Pemohon merek dagang dan praktisi hukum sebaiknya mempertimbangkan untuk memasukkan alat-alat ini ke dalam strategi pembersihan (clearance) dan pengajuan, terutama untuk merek desain atau aplikasi dengan deskripsi kompleks atau klaim warna. Meskipun hasil yang dihasilkan AI dapat mengungkapkan rangkaian merek dan klasifikasi yang lebih luas yang berpotensi relevan, hal tersebut tidak boleh menggantikan analisis hukum yang informatif dan penilaian strategis. Alat-alat ini paling baik digunakan sebagai pelengkap, bukan pengganti, keahlian hukum profesional.

Pemantauan merek dagang telah menjadi lebih kritis daripada sebelumnya. Dengan munculnya platform digital dan melindungi merek di era e-commerce, risiko pelanggaran dan kebingungan tidak pernah setinggi ini. Merek yang bertentangan atau membingungkan dapat menyebabkan sengketa hukum, kerugian finansial, dan kerusakan pada reputasi merek. Biaya akibat tidak bertindak bisa sangat parah, dan konsekuensi dari tidak melindungi kekayaan intelektual dapat berlangsung lama.
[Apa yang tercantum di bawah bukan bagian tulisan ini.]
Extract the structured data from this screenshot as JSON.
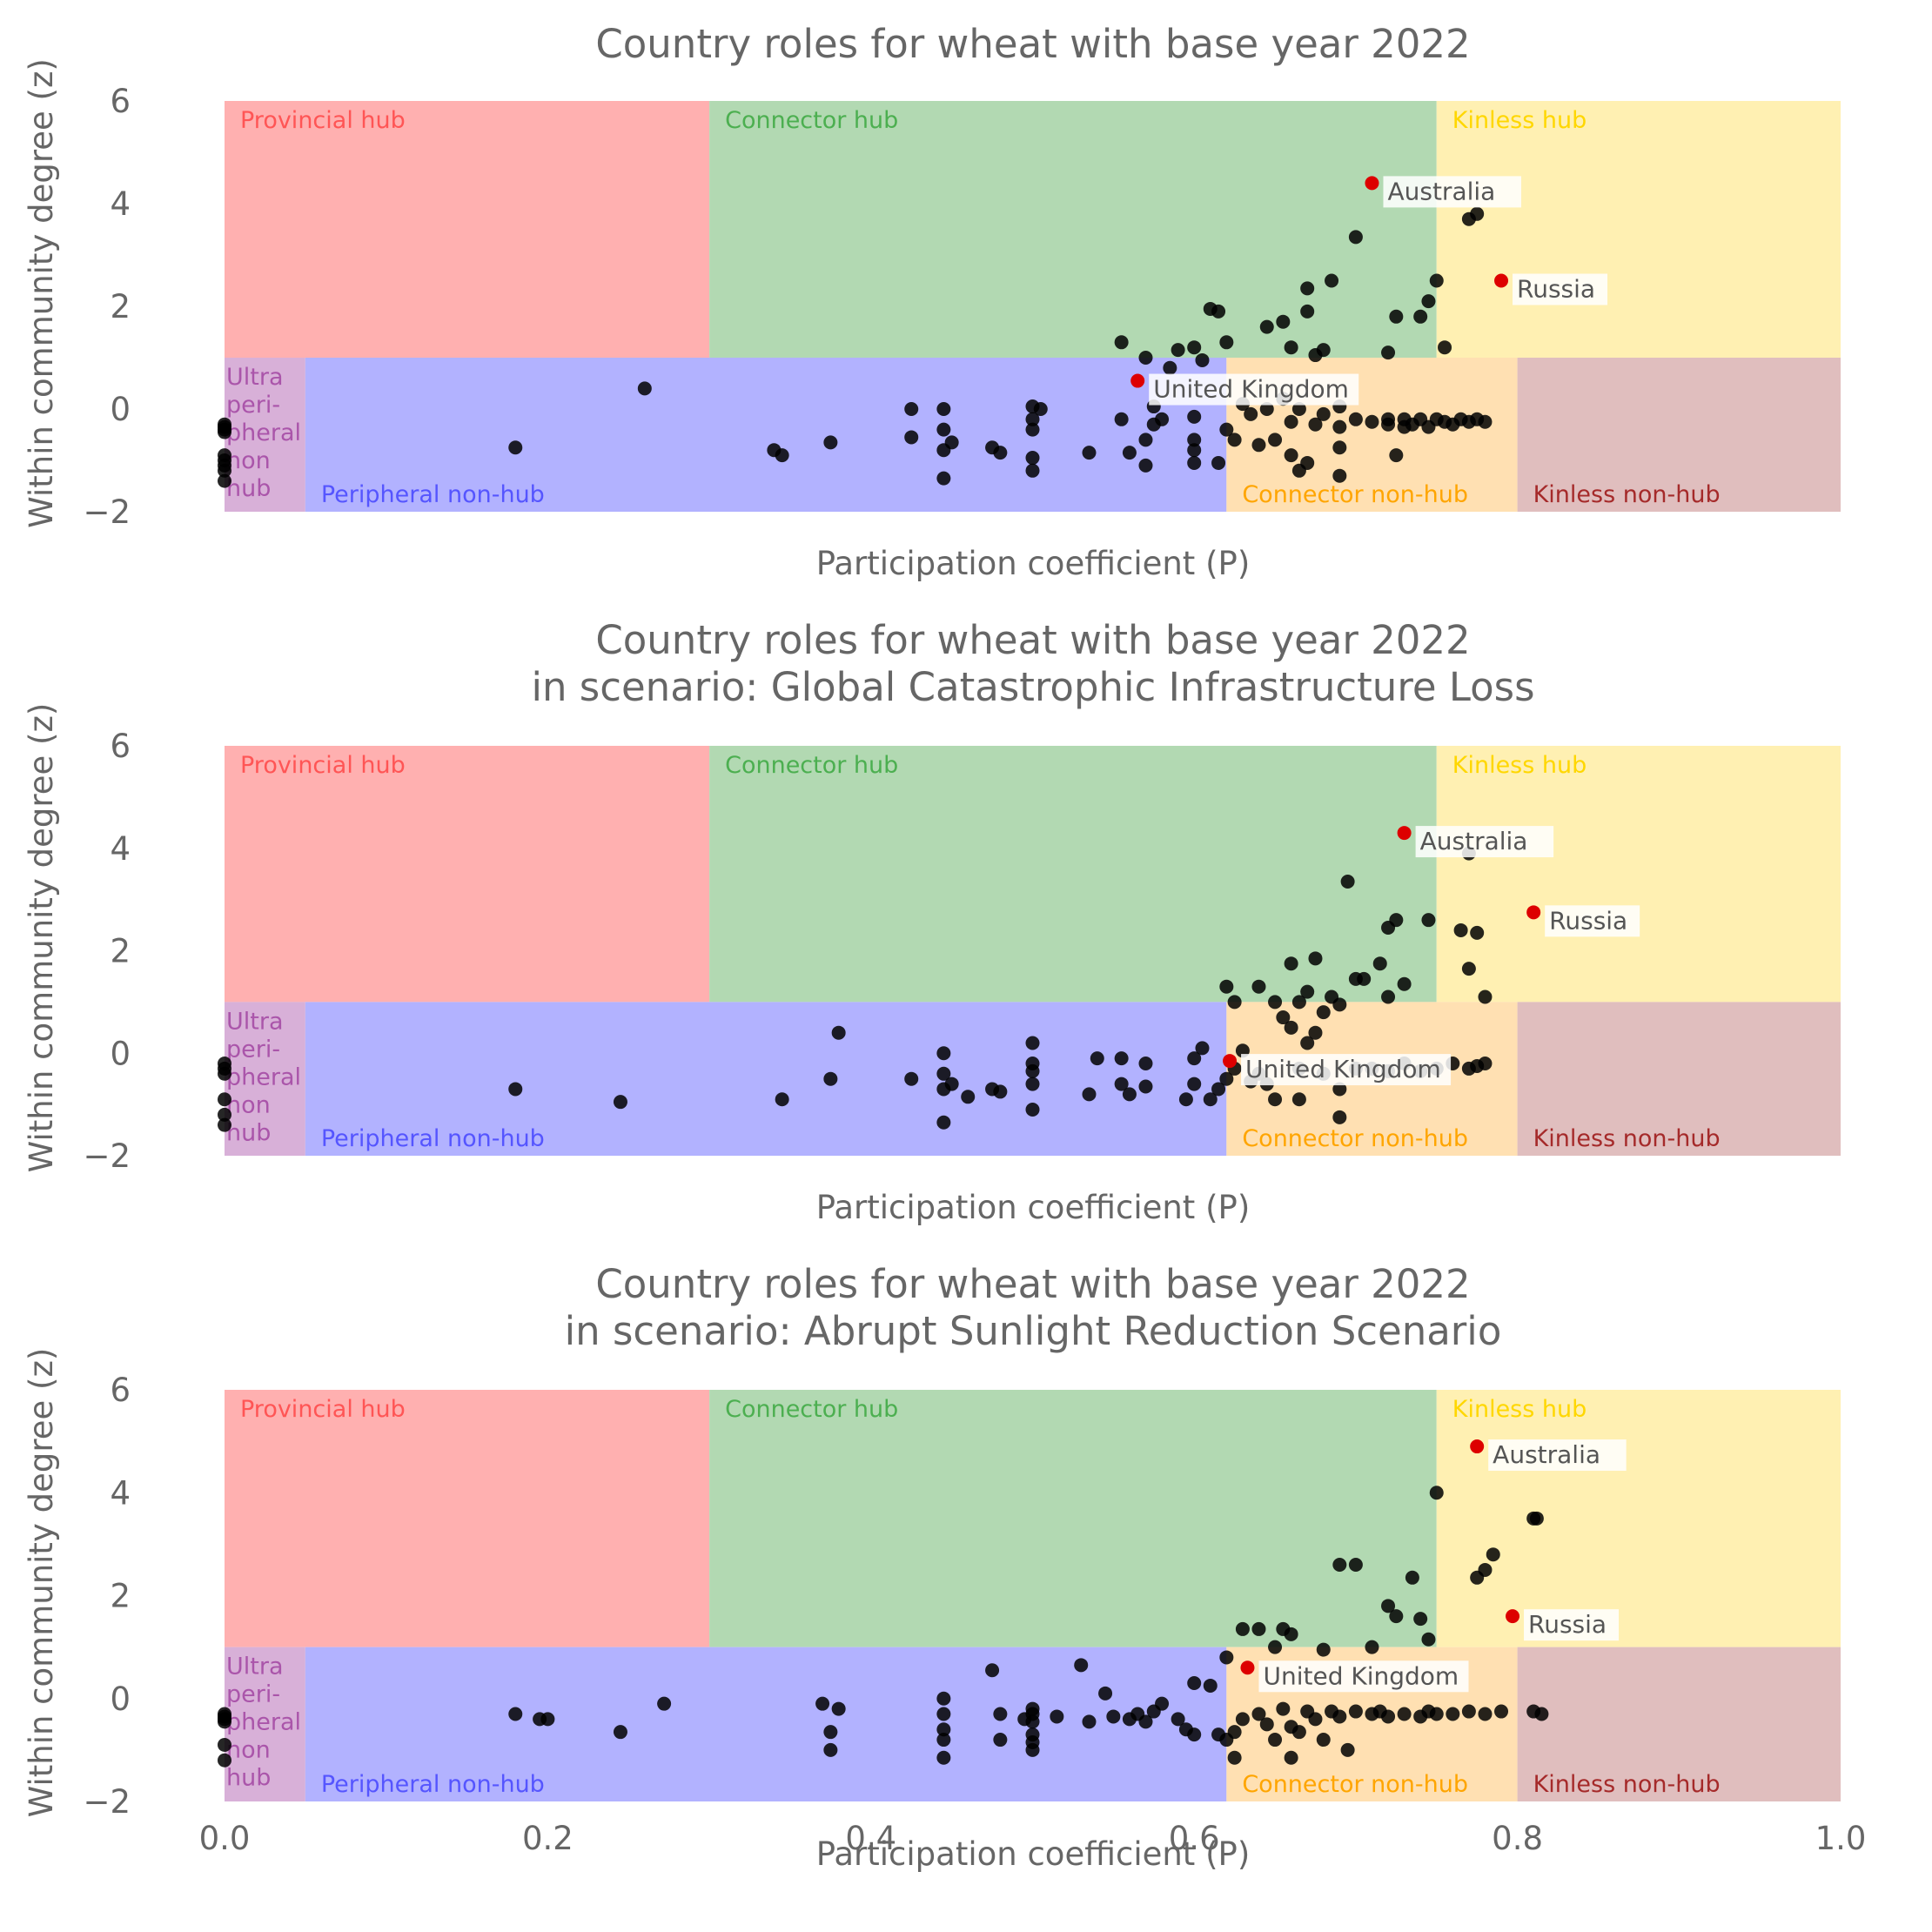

IP Defender adalah layanan pemantauan merek dagang yang membantu bisnis melindungi kekayaan intelektual mereka dengan memantau database merek dagang nasional untuk mendeteksi konflik dan pelanggaran. Dengan IP Defender, Anda dapat selangkah lebih depan dari potensi ancaman dan mengambil kendali atas masa depan merek Anda. Baik Anda seorang startup kecil maupun korporasi multinasional, memiliki sistem pemantauan yang andal sangat penting untuk mempertahankan keunggulan kompetitif Anda.

IP Defender memantau lebih dari 50 negara, termasuk Uni Eropa, AS, dan Australia, memastikan bahwa merek Anda terlindungi di pasar-pasar utama. Dengan memanfaatkan teknologi canggih dan wawasan berbasis AI, IP Defender menawarkan solusi yang hemat biaya dan efisien bagi bisnis yang ingin mengamankan merek dagang mereka dari pelanggaran dan kebingungan.